As for my explanations.

I know I've been online voting for stories and commenting but not updating any of my own works. Don't kill me. I read these stories as my own stress relief and when I'm not home. I prefer to write when I'm calm and not about to stab something.

For those who care, I have reasons for not updating anything.

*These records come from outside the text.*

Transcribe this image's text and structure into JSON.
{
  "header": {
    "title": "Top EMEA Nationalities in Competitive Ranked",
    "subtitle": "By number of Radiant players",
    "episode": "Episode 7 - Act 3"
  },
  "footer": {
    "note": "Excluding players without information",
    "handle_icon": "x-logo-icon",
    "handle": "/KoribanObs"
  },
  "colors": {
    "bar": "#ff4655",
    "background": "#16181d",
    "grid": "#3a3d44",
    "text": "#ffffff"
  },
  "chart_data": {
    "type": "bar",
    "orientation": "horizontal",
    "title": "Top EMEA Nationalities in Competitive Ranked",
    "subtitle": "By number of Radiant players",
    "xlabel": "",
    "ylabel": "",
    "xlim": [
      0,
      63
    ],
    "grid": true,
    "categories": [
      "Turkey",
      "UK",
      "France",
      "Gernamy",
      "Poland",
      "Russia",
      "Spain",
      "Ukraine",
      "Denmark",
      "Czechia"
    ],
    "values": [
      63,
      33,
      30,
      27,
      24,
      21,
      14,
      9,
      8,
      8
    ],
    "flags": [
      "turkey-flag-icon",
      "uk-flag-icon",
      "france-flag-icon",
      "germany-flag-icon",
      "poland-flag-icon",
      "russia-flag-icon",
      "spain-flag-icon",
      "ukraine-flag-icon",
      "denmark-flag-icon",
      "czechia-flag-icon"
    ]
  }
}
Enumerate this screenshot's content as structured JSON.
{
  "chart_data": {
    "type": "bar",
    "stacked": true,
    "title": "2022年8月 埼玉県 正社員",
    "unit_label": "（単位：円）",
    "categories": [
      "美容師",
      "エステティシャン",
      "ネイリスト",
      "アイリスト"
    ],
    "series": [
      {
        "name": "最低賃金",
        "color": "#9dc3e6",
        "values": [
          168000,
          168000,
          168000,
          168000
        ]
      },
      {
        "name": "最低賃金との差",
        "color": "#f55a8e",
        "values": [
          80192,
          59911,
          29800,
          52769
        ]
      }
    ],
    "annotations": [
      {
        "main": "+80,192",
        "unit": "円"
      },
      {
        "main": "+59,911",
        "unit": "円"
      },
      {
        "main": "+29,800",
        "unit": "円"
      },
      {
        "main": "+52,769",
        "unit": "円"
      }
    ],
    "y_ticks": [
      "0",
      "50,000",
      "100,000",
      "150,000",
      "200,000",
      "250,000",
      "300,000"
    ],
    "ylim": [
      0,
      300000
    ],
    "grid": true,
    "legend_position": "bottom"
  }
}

1- Two of my closest friends got into a fight and I wanted to help them. They're amazing people and I don't know what I'd do without them, but I can't anymore. Let's call them Katrina and Vivian, to protect the innocent. Katrina is depressed and suicidal. She cuts sometimes and of course, Vivian and I worry about her. We try our hardest to help but sometimes Katrina just doesn't accept or acknowledge it. The other day Vivian lost it. She came to me in tears about not being able to do anything for her friends and I felt so helpless. I went to talk to Katrina but, she pushed me away. I must've said the wrong thing. She told me to leave her alone, don't speak to her anymore, things like that. We haven't spoken in a while and I'm worried. If you're reading this, Katrina and Vivian, please talk to me. I'm sorry for fucking things up.

2- I'm so fucking done with my family. It's constant abuse and neglecting with them. Before I went on vacation, I was stuck in an apartment with 6 people. The most I ate in that time was a waffle every day. I slept by the patio with my dog since there wasn't enough space and I was the youngest. I never said anything either and I regret that. I've been feeling so fucking neglected by everyone but I just brush it off like I'm fine. Like with my friends. None of them knew about the scars and burns I make on my body because I hate when they worry about me. I didn't mind that they didn't know, but I just can't anymore. I'm depressed and always upset but I don't even know why. Does that make any sense?!

3- My soon-to-be stepdad had a blood clot [I think that's what it's called] in his brain by his spinal cord. He's been in a few motorcycle accidents so he's lived with some brain trauma. He also smokes and drinks a lot so it wasn't really a good combination. At the moment, he's in ICU and they don't know if he'll live or not. My mom is now stuck in Florida with no support from her own goddamn sisters. She's breaking down and I haven't been able to contact her for a few days. My own aunts don't wanna go and look for her anyways. I'm in NY, so there's nothing I can do. I'm helpless.

4- No one cares. And I'm okay with that. It's better this way.